« Des deux Melinda, aucune n’est la vraie ou la fausse, précise Woody Allen. Elles sortent toutes deux de l’imagination de Sy et de Max, les deux auteurs qui discutent au restaurant. Parfois, les deux versions se recoupent, parfois elles divergent. »
Séduisante, vulnérable et mystérieuse,
Melinda est un personnage typiquement Allenien. Un nouveau portrait de femme qui sonne particulièrement juste.
« C’est par accident que j’ai fait des progrès dans l’écriture des personnages féminins. Au fil des années, film après film, les rôles principaux allaient de plus en plus aux femmes. Alors j’ai dû travailler. Je suis plus à l’aise maintenant. Quand j’écris un personnage masculin, j’écris d’habitude pour moi, ou pour un autre version de moi-même. »
Radha Mitchell se voit-elle donc offrir un double rôle ?
« Pas tout à fait, répond elle, j’ai toujours trouvé que chaque Melinda évolue dans des circonstances finalement assez similaires. Par contre, l’une voit ces événements d’un œil critique, pessimiste. Et l’autre garde espoir. »
Au moment de choisir
ses acteurs,
Woody Allen a étudié les propositions qui lui soumettait sa collaboratrice de longue date
Juliet Taylor. Il a pris en compte l’expérience de chacun, dans le domaine de la comédie ou du drame.
« Vous pouvez confier un rôle sérieux à un acteur de comédie, il s’en tirera. Le contraire ne marche pas aussi bien. Radha Mitchell a pour moi été une découverte. Je l’avais vu dans un petit film en noir et blanc Four Seasons, qu’elle avait écrit, interprété et réalisé. Elle y était passionnante.»

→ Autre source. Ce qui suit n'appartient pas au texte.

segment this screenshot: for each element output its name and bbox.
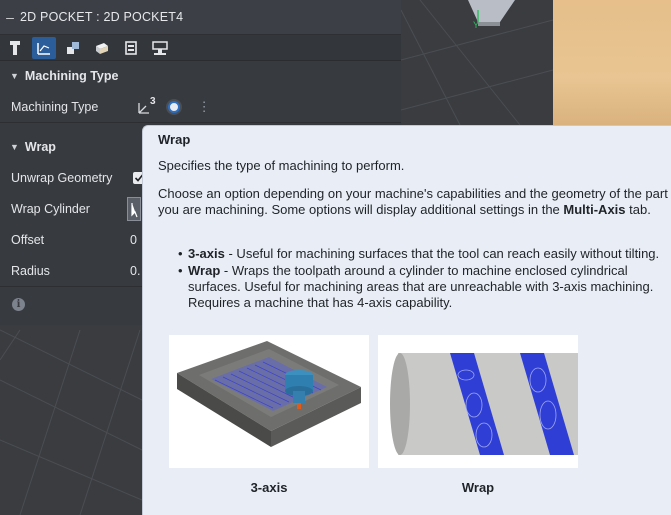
- help-tooltip: Wrap Specifies the type of machining to …: [142, 125, 671, 515]
- caption-3-axis: 3-axis: [250, 480, 288, 495]
- row-machining-type: Machining Type 3 ⋮: [0, 91, 401, 122]
- radius-value-field[interactable]: 0.: [130, 264, 140, 278]
- tooltip-description-tail: tab.: [625, 202, 651, 217]
- tab-passes[interactable]: [90, 37, 114, 59]
- multi-axis-tab-reference: Multi-Axis: [563, 202, 626, 217]
- option-wrap-radio[interactable]: [165, 98, 182, 115]
- option-term: 3-axis: [188, 246, 225, 261]
- tool-icon: [10, 40, 20, 55]
- panel-title: 2D POCKET : 2D POCKET4: [20, 10, 184, 24]
- illustration-3-axis: [169, 335, 369, 468]
- tab-linking[interactable]: [119, 37, 143, 59]
- panel-title-bar: – 2D POCKET : 2D POCKET4: [0, 0, 401, 35]
- option-description: - Useful for machining surfaces that the…: [224, 246, 660, 261]
- field-label: Offset: [11, 232, 45, 247]
- expand-triangle-icon: ▼: [10, 142, 19, 152]
- 3-axis-part-image: [177, 341, 361, 447]
- operation-tabs: [0, 35, 401, 61]
- radio-selected-dot: [167, 100, 180, 113]
- wood-stock-surface: [553, 0, 671, 130]
- option-description: - Wraps the toolpath around a cylinder t…: [188, 263, 654, 310]
- tooltip-options-list: 3-axis - Useful for machining surfaces t…: [178, 246, 671, 312]
- info-icon[interactable]: i: [12, 297, 25, 311]
- passes-icon: [96, 42, 108, 54]
- field-label: Unwrap Geometry: [11, 170, 113, 185]
- field-label: Radius: [11, 263, 50, 278]
- more-options-icon[interactable]: ⋮: [198, 99, 211, 115]
- section-title: Machining Type: [24, 69, 119, 83]
- machining-type-options: 3 ⋮: [138, 96, 211, 115]
- expand-triangle-icon: ▼: [10, 71, 19, 81]
- tooltip-description: Choose an option depending on your machi…: [158, 186, 671, 218]
- tab-heights[interactable]: [61, 37, 85, 59]
- field-label: Wrap Cylinder: [11, 201, 90, 216]
- wrap-cylinder-image: [378, 335, 578, 468]
- heights-icon: [67, 41, 79, 54]
- section-header-machining-type[interactable]: ▼ Machining Type: [0, 61, 401, 91]
- tooltip-title: Wrap: [158, 132, 191, 147]
- part-model-corner: Y: [468, 0, 515, 30]
- multi-axis-icon: [152, 40, 168, 55]
- offset-value-field[interactable]: 0: [130, 233, 137, 247]
- list-item: 3-axis - Useful for machining surfaces t…: [178, 246, 671, 262]
- geometry-icon: [37, 42, 50, 55]
- wrap-cylinder-select-button[interactable]: [127, 196, 141, 221]
- tab-tool[interactable]: [3, 37, 27, 59]
- tooltip-summary: Specifies the type of machining to perfo…: [158, 158, 405, 173]
- option-term: Wrap: [188, 263, 221, 278]
- collapse-panel-button[interactable]: –: [0, 9, 20, 25]
- caption-wrap: Wrap: [461, 480, 495, 495]
- cursor-arrow-icon: [131, 202, 138, 217]
- field-label: Machining Type: [11, 99, 99, 114]
- tab-multi-axis[interactable]: [148, 37, 172, 59]
- linking-icon: [125, 40, 137, 55]
- option-3-axis[interactable]: 3: [138, 96, 156, 114]
- option-badge: 3: [150, 95, 156, 107]
- tab-geometry[interactable]: [32, 36, 56, 59]
- section-title: Wrap: [24, 140, 56, 154]
- illustration-wrap: [378, 335, 578, 468]
- list-item: Wrap - Wraps the toolpath around a cylin…: [178, 263, 671, 311]
- svg-text:Y: Y: [473, 20, 479, 30]
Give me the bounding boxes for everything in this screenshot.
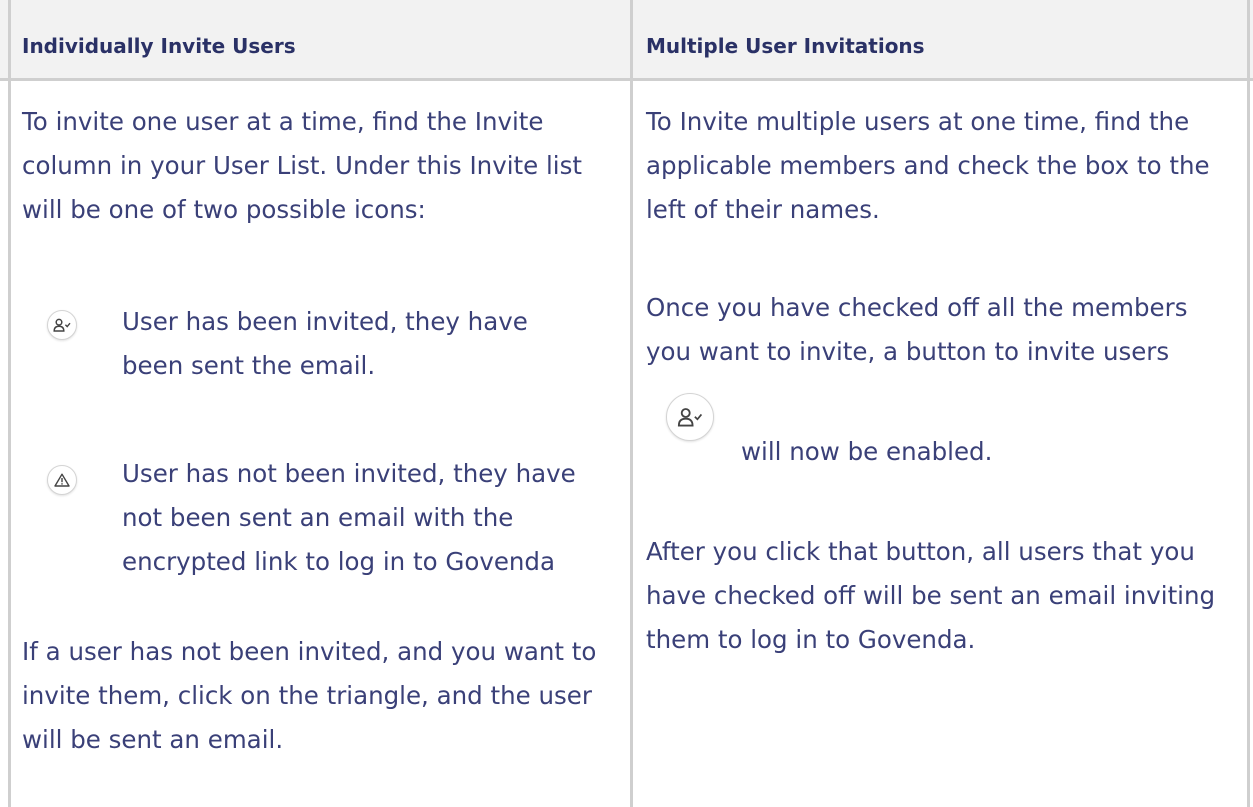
right-after-click-text: After you click that button, all users t… — [646, 537, 1216, 654]
header-multiple-invitations: Multiple User Invitations — [646, 34, 925, 58]
not-invited-status-text: User has not been invited, they have not… — [122, 459, 576, 576]
right-checked-off-text: Once you have checked off all the member… — [646, 293, 1188, 366]
left-intro-text: To invite one user at a time, find the I… — [22, 107, 582, 224]
invited-status-text: User has been invited, they have been se… — [122, 307, 528, 380]
header-individually-invite: Individually Invite Users — [22, 34, 296, 58]
invite-users-table: Individually Invite Users Multiple User … — [0, 0, 1253, 807]
table-border-left — [8, 0, 11, 807]
header-divider — [0, 78, 1253, 81]
now-enabled-text: will now be enabled. — [741, 437, 993, 466]
warning-triangle-icon — [47, 465, 77, 495]
right-intro-text: To Invite multiple users at one time, fi… — [646, 107, 1210, 224]
table-column-divider — [630, 0, 633, 807]
user-check-icon — [47, 310, 77, 340]
invite-users-button-icon — [666, 393, 714, 441]
table-border-right — [1247, 0, 1250, 807]
left-outro-text: If a user has not been invited, and you … — [22, 637, 597, 754]
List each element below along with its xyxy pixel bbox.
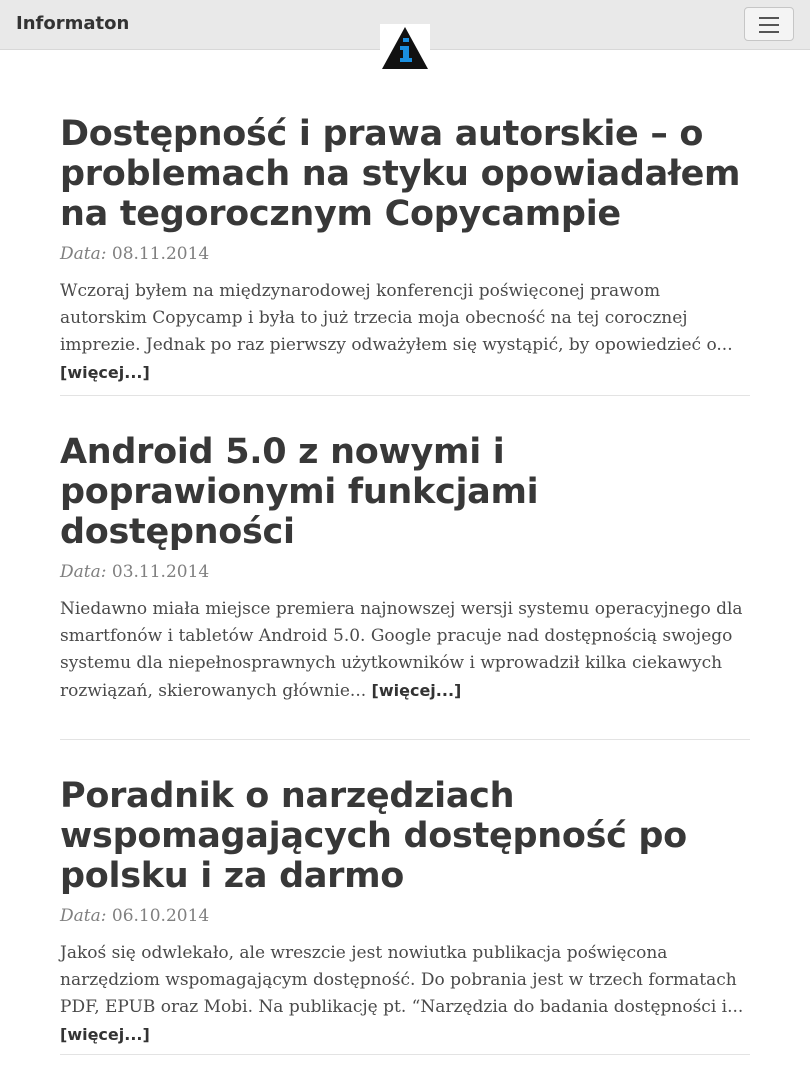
hamburger-menu-icon xyxy=(759,17,779,19)
post-excerpt: Jakoś się odwlekało, ale wreszcie jest n… xyxy=(60,940,750,1049)
post-list: Dostępność i prawa autorskie – o problem… xyxy=(60,114,750,1055)
brand-link[interactable]: Informaton xyxy=(16,13,129,34)
post-item: Android 5.0 z nowymi i poprawionymi funk… xyxy=(60,432,750,740)
post-excerpt: Niedawno miała miejsce premiera najnowsz… xyxy=(60,596,750,705)
read-more-link[interactable]: [więcej...] xyxy=(60,1025,150,1044)
post-title[interactable]: Dostępność i prawa autorskie – o problem… xyxy=(60,114,750,234)
read-more-link[interactable]: [więcej...] xyxy=(60,363,150,382)
post-title[interactable]: Android 5.0 z nowymi i poprawionymi funk… xyxy=(60,432,750,552)
post-date: Data: 03.11.2014 xyxy=(60,562,750,582)
post-excerpt-text: Jakoś się odwlekało, ale wreszcie jest n… xyxy=(60,943,744,1017)
post-item: Dostępność i prawa autorskie – o problem… xyxy=(60,114,750,396)
post-excerpt: Wczoraj byłem na międzynarodowej konfere… xyxy=(60,278,750,387)
hamburger-menu-button[interactable] xyxy=(744,7,794,41)
read-more-link[interactable]: [więcej...] xyxy=(372,681,462,700)
post-date: Data: 06.10.2014 xyxy=(60,906,750,926)
post-excerpt-text: Wczoraj byłem na międzynarodowej konfere… xyxy=(60,281,733,355)
info-triangle-logo-icon[interactable] xyxy=(380,24,430,70)
post-date: Data: 08.11.2014 xyxy=(60,244,750,264)
post-date-value: 03.11.2014 xyxy=(111,562,210,582)
post-date-label: Data: xyxy=(60,244,107,264)
top-navbar: Informaton xyxy=(0,0,810,70)
post-title[interactable]: Poradnik o narzędziach wspomagających do… xyxy=(60,776,750,896)
post-date-label: Data: xyxy=(60,562,107,582)
post-date-label: Data: xyxy=(60,906,107,926)
post-date-value: 06.10.2014 xyxy=(111,906,210,926)
post-date-value: 08.11.2014 xyxy=(111,244,210,264)
post-item: Poradnik o narzędziach wspomagających do… xyxy=(60,776,750,1055)
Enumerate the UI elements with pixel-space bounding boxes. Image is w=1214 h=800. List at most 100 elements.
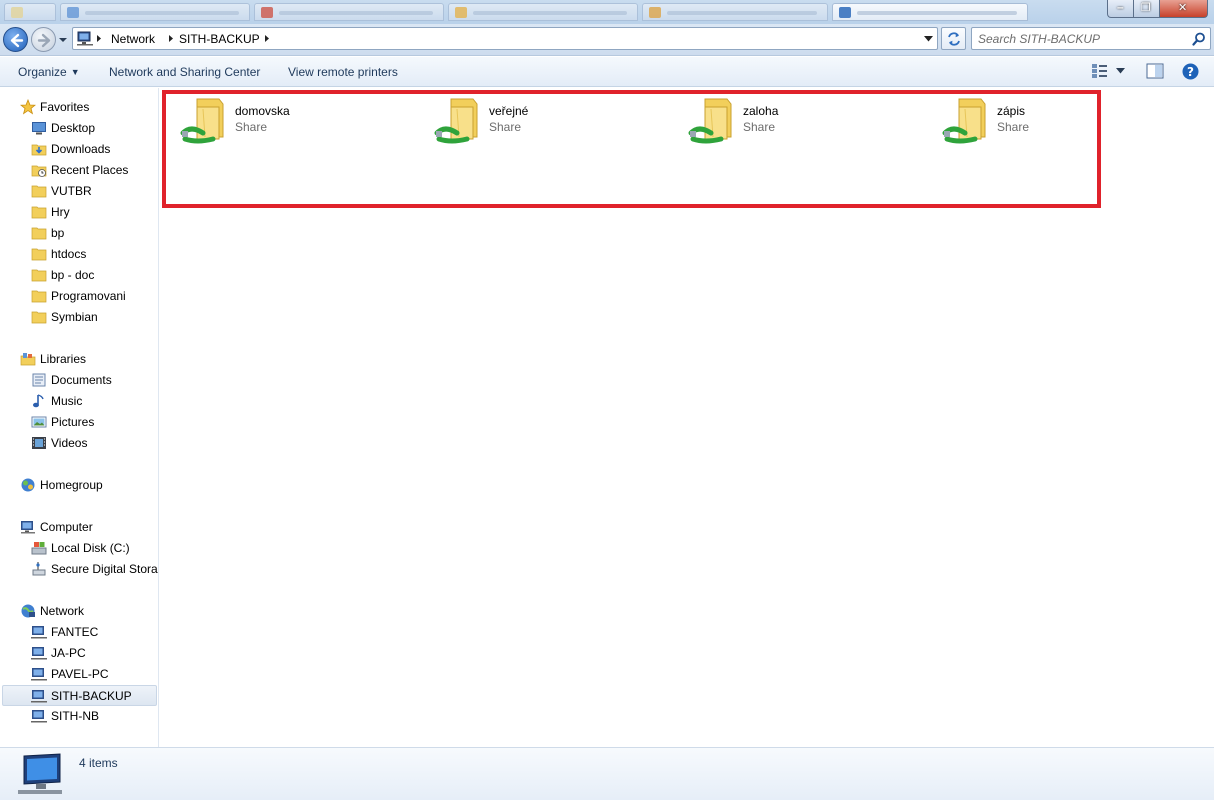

Will Ferrell est surtout connu aux Etats-Unis pour ses sketches à la télévision.
« Disons que mes films ont tendance à être un peu plus sophistiqués que les rôles qui l’ont rendu célèbre, concède Woody Allen. Mais il est épatant. » Ferrell dit avoir dû dépasser l’angoisse de jouer dans un film de
Woody Allen pour pouvoir ouvrir le scénario.
« C’est un personnage comique certes, mais c’est le plus réaliste que j’ai eu à interpréter. Il est humain, ce n’est pas un archétype. J’ai beaucoup apprécié de pouvoir interpréter un dialogue tout simple, sans avoir recours à des costumes grotesques, sans avoir l’impression d’aovir à être drôle à tout prix. L’humour est déjà dans le contexte du récit. »
Amanda Peet et
Will Ferrell interprètent la version comique du couple, lui acteur, elle réalisatrice.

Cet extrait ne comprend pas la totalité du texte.